Das Unionsrecht verlangt, dass die EU-Mitgliedstaaten dafür sorgen, dass einem unbegleiteten Minderjährigen so bald wie möglich ein Vertreter bestellt wird. Dies entschied kürzlich der VGH Baden-Württemberg und gab einem eingereisten Ausländer Recht, der behauptete, noch minderjährig zu sein und sich dagegen wehrte, dass das zuständige Ausländeramt ihn wieder aus der für Minderjährige vorgesehenen vorläufigen Inobhutnahme i.S.d. § 42a Abs. 1 S. 1 SGB VIII entlassen hatte (VGH Baden-Württemberg, Beschl. v. 9.4.2024 – 12 S 77/24).
In dem Fall hatte die Stadt Freiburg den Eingereisten aufgrund seiner behaupteten Minderjährigkeit vorläufig in Obhut genommen und in einer geeigneten Einrichtung untergebracht. Das zuständige Jugendamt bezweifelte anschließend jedoch, dass der Eingereiste tatsächlich minderjährig ist und führte ein Altersfeststellungsverfahren durch. Dieses führte zu dem Ergebnis, dass der Ausländer bereits volljährig ist; infolge dessen beendete die Stadt die vorläufige Inobhutnahme. Gegen diese Entscheidung wehrte sich der Betroffene, indem er gerichtlich vorläufigen Rechtsschutz begehrte. Damit hatte er sowohl vor dem VG als auch vor dem VGH Erfolg.

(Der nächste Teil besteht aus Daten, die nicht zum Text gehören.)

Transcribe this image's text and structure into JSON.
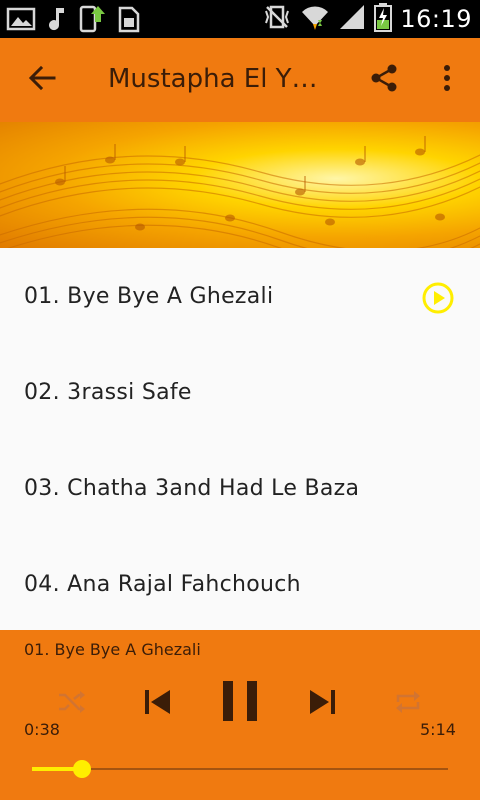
{
  "status_bar": {
    "time": "16:19",
    "left_icons": [
      "gallery-icon",
      "music-note-icon",
      "app-update-icon",
      "sd-card-icon"
    ],
    "right_icons": [
      "vibrate-icon",
      "wifi-icon",
      "signal-icon",
      "battery-charging-icon"
    ]
  },
  "app_bar": {
    "title": "Mustapha El Y…",
    "icons": [
      "back-arrow-icon",
      "share-icon",
      "more-vert-icon"
    ]
  },
  "tracks": [
    {
      "label": "01. Bye Bye A Ghezali",
      "playing": true
    },
    {
      "label": "02. 3rassi Safe",
      "playing": false
    },
    {
      "label": "03. Chatha 3and Had Le Baza",
      "playing": false
    },
    {
      "label": "04. Ana Rajal Fahchouch",
      "playing": false
    }
  ],
  "player": {
    "now_playing": "01. Bye Bye A Ghezali",
    "elapsed": "0:38",
    "duration": "5:14",
    "progress": 0.12,
    "state": "playing",
    "controls": [
      "shuffle-icon",
      "previous-icon",
      "pause-icon",
      "next-icon",
      "repeat-icon"
    ]
  },
  "colors": {
    "accent": "#f07a10",
    "accent_text": "#3b1d08",
    "highlight": "#ffee00",
    "list_bg": "#fafafa",
    "status_bar": "#000000"
  }
}
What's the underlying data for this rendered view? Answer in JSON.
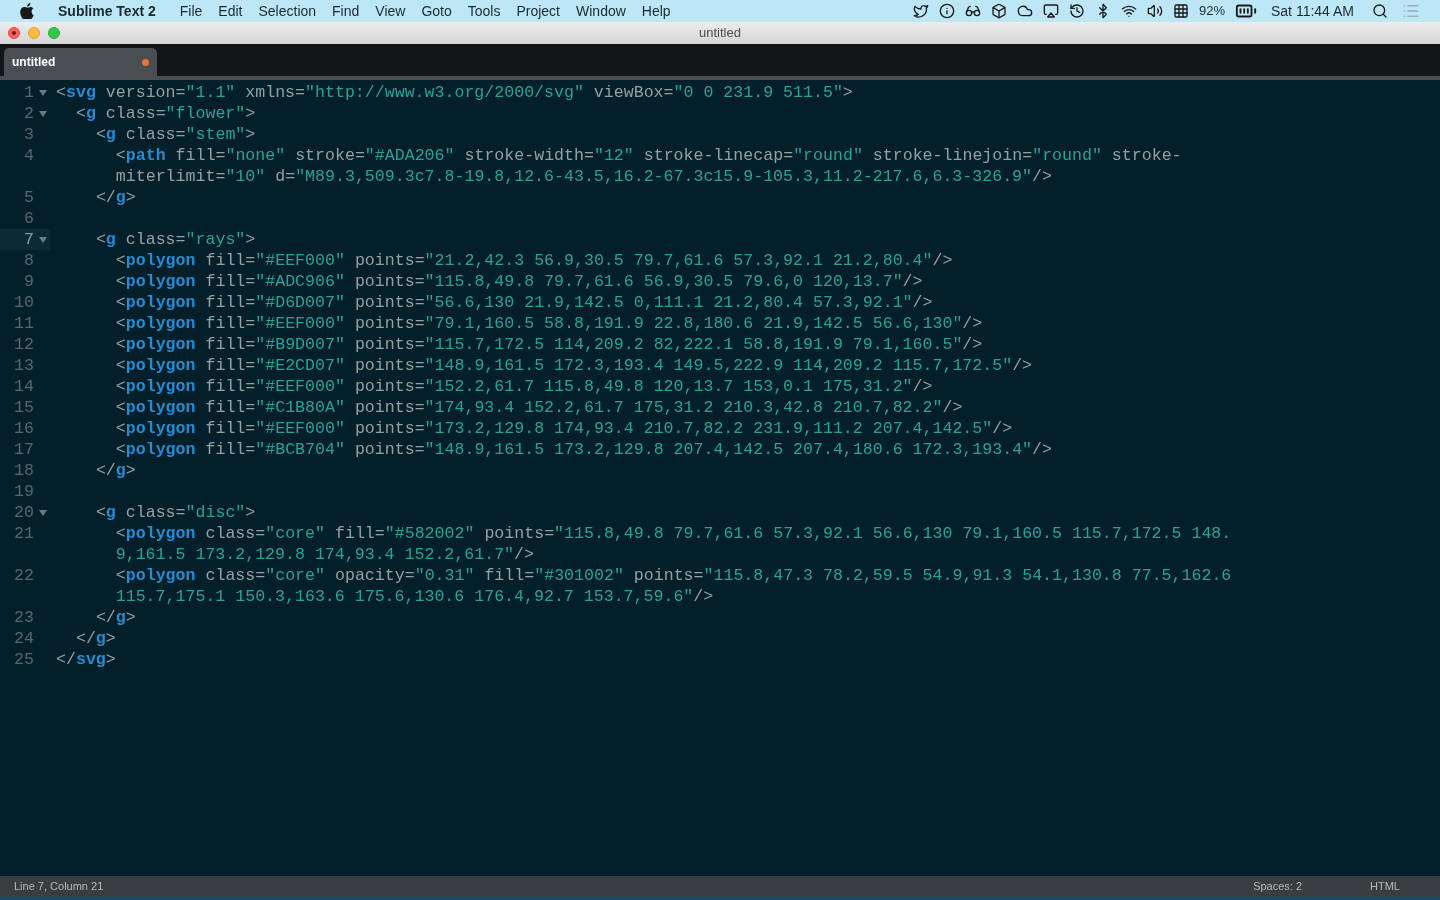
{
  "menu_bar": {
    "app_name": "Sublime Text 2",
    "menus": [
      "File",
      "Edit",
      "Selection",
      "Find",
      "View",
      "Goto",
      "Tools",
      "Project",
      "Window",
      "Help"
    ],
    "battery": "92%",
    "clock": "Sat 11:44 AM"
  },
  "window": {
    "title": "untitled"
  },
  "tabs": [
    {
      "label": "untitled",
      "selected": true,
      "modified": true
    }
  ],
  "editor": {
    "lines": [
      {
        "number": "1",
        "foldable": true,
        "current": false,
        "rows": [
          "<svg version=\"1.1\" xmlns=\"http://www.w3.org/2000/svg\" viewBox=\"0 0 231.9 511.5\">"
        ]
      },
      {
        "number": "2",
        "foldable": true,
        "current": false,
        "rows": [
          "  <g class=\"flower\">"
        ]
      },
      {
        "number": "3",
        "foldable": false,
        "current": false,
        "rows": [
          "    <g class=\"stem\">"
        ]
      },
      {
        "number": "4",
        "foldable": false,
        "current": false,
        "rows": [
          "      <path fill=\"none\" stroke=\"#ADA206\" stroke-width=\"12\" stroke-linecap=\"round\" stroke-linejoin=\"round\" stroke-",
          "      miterlimit=\"10\" d=\"M89.3,509.3c7.8-19.8,12.6-43.5,16.2-67.3c15.9-105.3,11.2-217.6,6.3-326.9\"/>"
        ]
      },
      {
        "number": "5",
        "foldable": false,
        "current": false,
        "rows": [
          "    </g>"
        ]
      },
      {
        "number": "6",
        "foldable": false,
        "current": false,
        "rows": [
          ""
        ]
      },
      {
        "number": "7",
        "foldable": true,
        "current": true,
        "rows": [
          "    <g class=\"rays\">"
        ]
      },
      {
        "number": "8",
        "foldable": false,
        "current": false,
        "rows": [
          "      <polygon fill=\"#EEF000\" points=\"21.2,42.3 56.9,30.5 79.7,61.6 57.3,92.1 21.2,80.4\"/>"
        ]
      },
      {
        "number": "9",
        "foldable": false,
        "current": false,
        "rows": [
          "      <polygon fill=\"#ADC906\" points=\"115.8,49.8 79.7,61.6 56.9,30.5 79.6,0 120,13.7\"/>"
        ]
      },
      {
        "number": "10",
        "foldable": false,
        "current": false,
        "rows": [
          "      <polygon fill=\"#D6D007\" points=\"56.6,130 21.9,142.5 0,111.1 21.2,80.4 57.3,92.1\"/>"
        ]
      },
      {
        "number": "11",
        "foldable": false,
        "current": false,
        "rows": [
          "      <polygon fill=\"#EEF000\" points=\"79.1,160.5 58.8,191.9 22.8,180.6 21.9,142.5 56.6,130\"/>"
        ]
      },
      {
        "number": "12",
        "foldable": false,
        "current": false,
        "rows": [
          "      <polygon fill=\"#B9D007\" points=\"115.7,172.5 114,209.2 82,222.1 58.8,191.9 79.1,160.5\"/>"
        ]
      },
      {
        "number": "13",
        "foldable": false,
        "current": false,
        "rows": [
          "      <polygon fill=\"#E2CD07\" points=\"148.9,161.5 172.3,193.4 149.5,222.9 114,209.2 115.7,172.5\"/>"
        ]
      },
      {
        "number": "14",
        "foldable": false,
        "current": false,
        "rows": [
          "      <polygon fill=\"#EEF000\" points=\"152.2,61.7 115.8,49.8 120,13.7 153,0.1 175,31.2\"/>"
        ]
      },
      {
        "number": "15",
        "foldable": false,
        "current": false,
        "rows": [
          "      <polygon fill=\"#C1B80A\" points=\"174,93.4 152.2,61.7 175,31.2 210.3,42.8 210.7,82.2\"/>"
        ]
      },
      {
        "number": "16",
        "foldable": false,
        "current": false,
        "rows": [
          "      <polygon fill=\"#EEF000\" points=\"173.2,129.8 174,93.4 210.7,82.2 231.9,111.2 207.4,142.5\"/>"
        ]
      },
      {
        "number": "17",
        "foldable": false,
        "current": false,
        "rows": [
          "      <polygon fill=\"#BCB704\" points=\"148.9,161.5 173.2,129.8 207.4,142.5 207.4,180.6 172.3,193.4\"/>"
        ]
      },
      {
        "number": "18",
        "foldable": false,
        "current": false,
        "rows": [
          "    </g>"
        ]
      },
      {
        "number": "19",
        "foldable": false,
        "current": false,
        "rows": [
          ""
        ]
      },
      {
        "number": "20",
        "foldable": true,
        "current": false,
        "rows": [
          "    <g class=\"disc\">"
        ]
      },
      {
        "number": "21",
        "foldable": false,
        "current": false,
        "rows": [
          "      <polygon class=\"core\" fill=\"#582002\" points=\"115.8,49.8 79.7,61.6 57.3,92.1 56.6,130 79.1,160.5 115.7,172.5 148.",
          "      9,161.5 173.2,129.8 174,93.4 152.2,61.7\"/>"
        ]
      },
      {
        "number": "22",
        "foldable": false,
        "current": false,
        "rows": [
          "      <polygon class=\"core\" opacity=\"0.31\" fill=\"#301002\" points=\"115.8,47.3 78.2,59.5 54.9,91.3 54.1,130.8 77.5,162.6",
          "      115.7,175.1 150.3,163.6 175.6,130.6 176.4,92.7 153.7,59.6\"/>"
        ]
      },
      {
        "number": "23",
        "foldable": false,
        "current": false,
        "rows": [
          "    </g>"
        ]
      },
      {
        "number": "24",
        "foldable": false,
        "current": false,
        "rows": [
          "  </g>"
        ]
      },
      {
        "number": "25",
        "foldable": false,
        "current": false,
        "rows": [
          "</svg>"
        ]
      }
    ]
  },
  "status_bar": {
    "position": "Line 7, Column 21",
    "indentation": "Spaces: 2",
    "syntax": "HTML"
  }
}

Artikel 24 Abs. 1 Unterabs. 1 S. 1 der Richtlinie 2013/33/EU verlangt, dass die Mitgliedstaaten dafür sorgen, dass einem unbegleiteten Minderjährigen, der einreist und sich auf internationalen Schutz beruft, so bald wie möglich ein Vertreter bestellt wird, der ihn vertritt und unterstützt, damit jener die Rechte aus der Aufnahmerichtlinie in Anspruch nehmen und den sich hieraus ergebenden Pflichten nachkommen kann, stellte der VGH fest. Diese Pflicht der Mitgliedstaaten bestehe bereits dann, wenn eine Person in vertretbarer Weise behaupte, minderjährig zu sein. Die Bestellung eines Vertreters sei nur dann nicht erforderlich, wenn bereits ohne jeden vernünftigen Zweifel offensichtlich sei, dass der Ausländer entgegen seinen Angaben nicht minderjährig sein könne. Eine vorläufige Inobhutnahme und eine Vertreterbestellung zum Schutz des Minderjährigen seien deshalb bereits dann möglich und geboten, wenn das Alter des jungen Menschen noch nicht sicher festzustellen sei und die Behörde erwäge, ein Altersfeststellungsverfahren durchzuführen.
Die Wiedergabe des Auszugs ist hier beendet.